The University of Winnipeg joined Manitoba’s five other universities, three colleges, and the Manitoba School Boards Association on Friday, April 14 to collectively reaffirm their commitment to making Indigenous education a priority in Manitoba.
A re-signing ceremony for the Manitoba Collaborative Indigenous Education Blueprint (Blueprint) was held at RRC Polytech’s Roundhouse Auditorium, Manitou a bi Bii daziigae.
UWinnipeg was represented by Dr. Todd Mondor, President and Vice-Chancellor; Angeline Nelson, Acting Lead, Indigenous, and Director of Community Learning and Engagement at Wii Chiiwaakanak Learning Centre; Dr. Jino Distasio, Vice-President, Research and Innovation, and Acting Provost and Vice-President, Academic; and Colin Russell, University Registrar.
“At The University of Winnipeg, we are proud to reaffirm our commitment to advancing Indigenous education and supporting Indigenous students,” Dr. Mondor said. “We recognize that our work is ongoing and there is always more to do. Through collaboration and partnership with other institutions, we can continue to build upon our collective strengths, identify areas for improvement, and make progress toward our shared Reconciliation responsibilities and our goals to ensure equitable access to education and success for Indigenous students.”
First signed in 2015, the Blueprint created an official partnership dedicated to advancing 10 commitments informed by the Truth and Reconciliation Commission of Canada’s Calls to Action.
“More is accomplished when educational institutions work together within a shared framework,” said Nelson. “Being able to regularly connect with other institutions on specific priorities within the Blueprint helps to share best practices, build strategic goals, and develop meaningful partnerships.”

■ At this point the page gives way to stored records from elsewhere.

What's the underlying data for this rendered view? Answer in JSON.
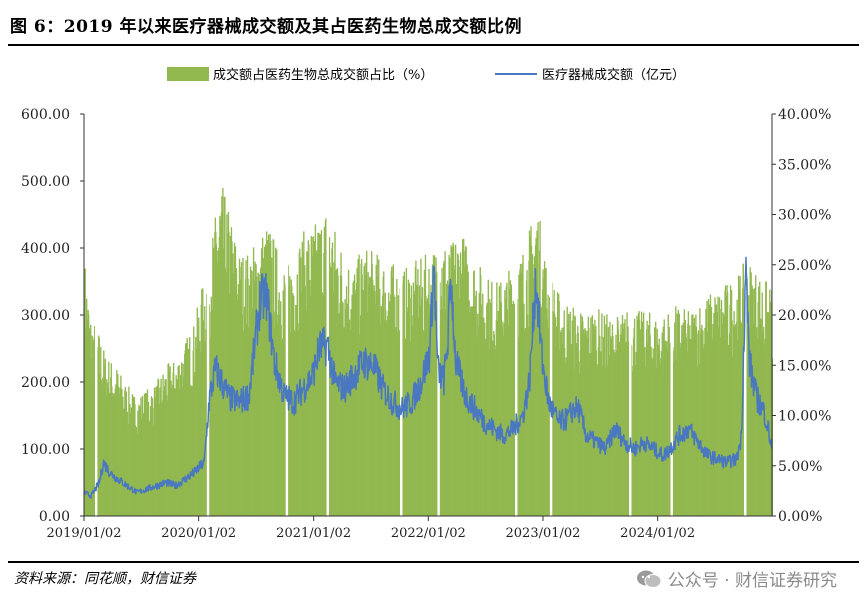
{
  "header": {
    "title": "图 6：2019 年以来医疗器械成交额及其占医药生物总成交额比例"
  },
  "footer": {
    "source": "资料来源：同花顺，财信证券",
    "watermark": "公众号 · 财信证券研究",
    "watermark_icon": "wechat-icon"
  },
  "colors": {
    "bar": "#92b850",
    "line": "#4a78c0",
    "axis": "#333333"
  },
  "chart_data": {
    "type": "bar+line",
    "title": "",
    "legend": {
      "placement": "top-center",
      "items": [
        {
          "name": "成交额占医药生物总成交额占比（%）",
          "kind": "bar"
        },
        {
          "name": "医疗器械成交额（亿元）",
          "kind": "line"
        }
      ]
    },
    "x_axis": {
      "type": "date",
      "range": [
        "2019-01-02",
        "2024-12-31"
      ],
      "tick_labels": [
        "2019/01/02",
        "2020/01/02",
        "2021/01/02",
        "2022/01/02",
        "2023/01/02",
        "2024/01/02"
      ]
    },
    "y_left": {
      "label": "",
      "range": [
        0,
        600
      ],
      "tick_labels": [
        "0.00",
        "100.00",
        "200.00",
        "300.00",
        "400.00",
        "500.00",
        "600.00"
      ]
    },
    "y_right": {
      "label": "",
      "range": [
        0,
        40
      ],
      "tick_labels": [
        "0.00%",
        "5.00%",
        "10.00%",
        "15.00%",
        "20.00%",
        "25.00%",
        "30.00%",
        "35.00%",
        "40.00%"
      ]
    },
    "grid": false,
    "series": [
      {
        "name": "成交额占医药生物总成交额占比（%）",
        "axis": "right",
        "kind": "bar",
        "unit": "%",
        "points": [
          [
            "2019-01-02",
            21.5
          ],
          [
            "2019-01-20",
            17.0
          ],
          [
            "2019-02-15",
            15.5
          ],
          [
            "2019-03-10",
            13.5
          ],
          [
            "2019-04-15",
            12.5
          ],
          [
            "2019-05-15",
            11.0
          ],
          [
            "2019-06-15",
            10.0
          ],
          [
            "2019-07-15",
            10.5
          ],
          [
            "2019-08-15",
            11.0
          ],
          [
            "2019-09-15",
            12.5
          ],
          [
            "2019-10-15",
            13.0
          ],
          [
            "2019-11-15",
            14.5
          ],
          [
            "2019-12-15",
            16.0
          ],
          [
            "2020-01-10",
            19.0
          ],
          [
            "2020-02-10",
            23.0
          ],
          [
            "2020-03-10",
            28.0
          ],
          [
            "2020-04-10",
            25.0
          ],
          [
            "2020-05-10",
            22.0
          ],
          [
            "2020-06-10",
            22.0
          ],
          [
            "2020-07-10",
            23.5
          ],
          [
            "2020-08-10",
            24.5
          ],
          [
            "2020-09-10",
            22.0
          ],
          [
            "2020-10-10",
            21.0
          ],
          [
            "2020-11-10",
            23.0
          ],
          [
            "2020-12-10",
            24.0
          ],
          [
            "2021-01-10",
            24.5
          ],
          [
            "2021-02-10",
            26.0
          ],
          [
            "2021-03-10",
            24.0
          ],
          [
            "2021-04-10",
            22.0
          ],
          [
            "2021-05-10",
            21.0
          ],
          [
            "2021-06-10",
            22.5
          ],
          [
            "2021-07-10",
            22.0
          ],
          [
            "2021-08-10",
            21.5
          ],
          [
            "2021-09-10",
            21.0
          ],
          [
            "2021-10-10",
            20.5
          ],
          [
            "2021-11-10",
            21.0
          ],
          [
            "2021-12-10",
            21.5
          ],
          [
            "2022-01-10",
            22.0
          ],
          [
            "2022-02-10",
            23.5
          ],
          [
            "2022-03-10",
            22.5
          ],
          [
            "2022-04-10",
            24.0
          ],
          [
            "2022-05-10",
            22.5
          ],
          [
            "2022-06-10",
            21.0
          ],
          [
            "2022-07-10",
            20.0
          ],
          [
            "2022-08-10",
            19.5
          ],
          [
            "2022-09-10",
            20.5
          ],
          [
            "2022-10-10",
            21.5
          ],
          [
            "2022-11-10",
            23.0
          ],
          [
            "2022-12-10",
            26.5
          ],
          [
            "2023-01-10",
            21.5
          ],
          [
            "2023-02-10",
            19.0
          ],
          [
            "2023-03-10",
            18.0
          ],
          [
            "2023-04-10",
            17.5
          ],
          [
            "2023-05-10",
            17.0
          ],
          [
            "2023-06-10",
            17.5
          ],
          [
            "2023-07-10",
            17.0
          ],
          [
            "2023-08-10",
            16.5
          ],
          [
            "2023-09-10",
            17.0
          ],
          [
            "2023-10-10",
            17.5
          ],
          [
            "2023-11-10",
            17.0
          ],
          [
            "2023-12-10",
            17.0
          ],
          [
            "2024-01-10",
            16.5
          ],
          [
            "2024-02-10",
            17.5
          ],
          [
            "2024-03-10",
            17.5
          ],
          [
            "2024-04-10",
            17.0
          ],
          [
            "2024-05-10",
            18.0
          ],
          [
            "2024-06-10",
            18.5
          ],
          [
            "2024-07-10",
            19.0
          ],
          [
            "2024-08-10",
            19.5
          ],
          [
            "2024-09-10",
            20.0
          ],
          [
            "2024-10-10",
            21.5
          ],
          [
            "2024-11-10",
            20.5
          ],
          [
            "2024-12-31",
            19.0
          ]
        ]
      },
      {
        "name": "医疗器械成交额（亿元）",
        "axis": "left",
        "kind": "line",
        "unit": "亿元",
        "points": [
          [
            "2019-01-02",
            35
          ],
          [
            "2019-01-25",
            30
          ],
          [
            "2019-02-20",
            50
          ],
          [
            "2019-03-05",
            80
          ],
          [
            "2019-03-25",
            65
          ],
          [
            "2019-04-20",
            55
          ],
          [
            "2019-05-20",
            45
          ],
          [
            "2019-06-20",
            35
          ],
          [
            "2019-07-20",
            40
          ],
          [
            "2019-08-20",
            45
          ],
          [
            "2019-09-20",
            50
          ],
          [
            "2019-10-20",
            45
          ],
          [
            "2019-11-20",
            55
          ],
          [
            "2019-12-20",
            65
          ],
          [
            "2020-01-20",
            80
          ],
          [
            "2020-02-05",
            175
          ],
          [
            "2020-02-25",
            220
          ],
          [
            "2020-03-15",
            200
          ],
          [
            "2020-04-10",
            175
          ],
          [
            "2020-05-10",
            170
          ],
          [
            "2020-06-10",
            180
          ],
          [
            "2020-06-30",
            260
          ],
          [
            "2020-07-15",
            320
          ],
          [
            "2020-08-05",
            330
          ],
          [
            "2020-08-30",
            230
          ],
          [
            "2020-09-30",
            180
          ],
          [
            "2020-10-30",
            170
          ],
          [
            "2020-11-30",
            190
          ],
          [
            "2020-12-30",
            210
          ],
          [
            "2021-01-20",
            250
          ],
          [
            "2021-02-15",
            255
          ],
          [
            "2021-03-10",
            200
          ],
          [
            "2021-04-10",
            190
          ],
          [
            "2021-05-10",
            210
          ],
          [
            "2021-06-10",
            230
          ],
          [
            "2021-07-10",
            225
          ],
          [
            "2021-08-10",
            190
          ],
          [
            "2021-09-10",
            170
          ],
          [
            "2021-10-10",
            160
          ],
          [
            "2021-11-10",
            170
          ],
          [
            "2021-12-10",
            200
          ],
          [
            "2022-01-05",
            240
          ],
          [
            "2022-01-20",
            375
          ],
          [
            "2022-02-01",
            220
          ],
          [
            "2022-02-20",
            200
          ],
          [
            "2022-03-05",
            260
          ],
          [
            "2022-03-15",
            360
          ],
          [
            "2022-03-30",
            230
          ],
          [
            "2022-04-30",
            180
          ],
          [
            "2022-05-30",
            160
          ],
          [
            "2022-06-30",
            140
          ],
          [
            "2022-07-30",
            130
          ],
          [
            "2022-08-30",
            120
          ],
          [
            "2022-09-30",
            130
          ],
          [
            "2022-10-30",
            150
          ],
          [
            "2022-11-20",
            200
          ],
          [
            "2022-12-10",
            355
          ],
          [
            "2022-12-31",
            230
          ],
          [
            "2023-01-20",
            170
          ],
          [
            "2023-02-20",
            140
          ],
          [
            "2023-03-20",
            145
          ],
          [
            "2023-04-10",
            160
          ],
          [
            "2023-04-25",
            160
          ],
          [
            "2023-05-20",
            120
          ],
          [
            "2023-06-20",
            110
          ],
          [
            "2023-07-20",
            100
          ],
          [
            "2023-08-20",
            130
          ],
          [
            "2023-09-20",
            110
          ],
          [
            "2023-10-20",
            100
          ],
          [
            "2023-11-20",
            110
          ],
          [
            "2023-12-20",
            100
          ],
          [
            "2024-01-20",
            90
          ],
          [
            "2024-02-10",
            100
          ],
          [
            "2024-03-10",
            120
          ],
          [
            "2024-04-10",
            130
          ],
          [
            "2024-05-10",
            110
          ],
          [
            "2024-06-10",
            90
          ],
          [
            "2024-07-10",
            85
          ],
          [
            "2024-08-10",
            80
          ],
          [
            "2024-09-10",
            85
          ],
          [
            "2024-09-25",
            120
          ],
          [
            "2024-10-08",
            375
          ],
          [
            "2024-10-20",
            230
          ],
          [
            "2024-11-10",
            180
          ],
          [
            "2024-12-10",
            150
          ],
          [
            "2024-12-31",
            100
          ]
        ]
      }
    ]
  }
}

Since first signing the Blueprint, the University has launched a variety of initiatives to support Indigenous students. These include: a Thematic Major in Indigenous Languages and three certificate programs (Indigenous Languages, Teaching Indigenous Language for Vitality, and Supporting Multilingualism and Indigenous Languages in Schools); adding a Métis Inclusion Officer to the Aboriginal Student Services Centre; an Indigenous Insights flexible education program for organizations wanting to understand the recommendations of the Truth and Reconciliation Commission; the Weweni Indigenous Scholars Speaker Series; and innovative programs to support Indigenous students pursuing advanced studies, such as the Pathway to Graduate Studies program and Indigenous Summer Scholars Program.
The University looks forward to continuing, in partnership with other institutions and Indigenous communities, to increase access to education for all Indigenous learners.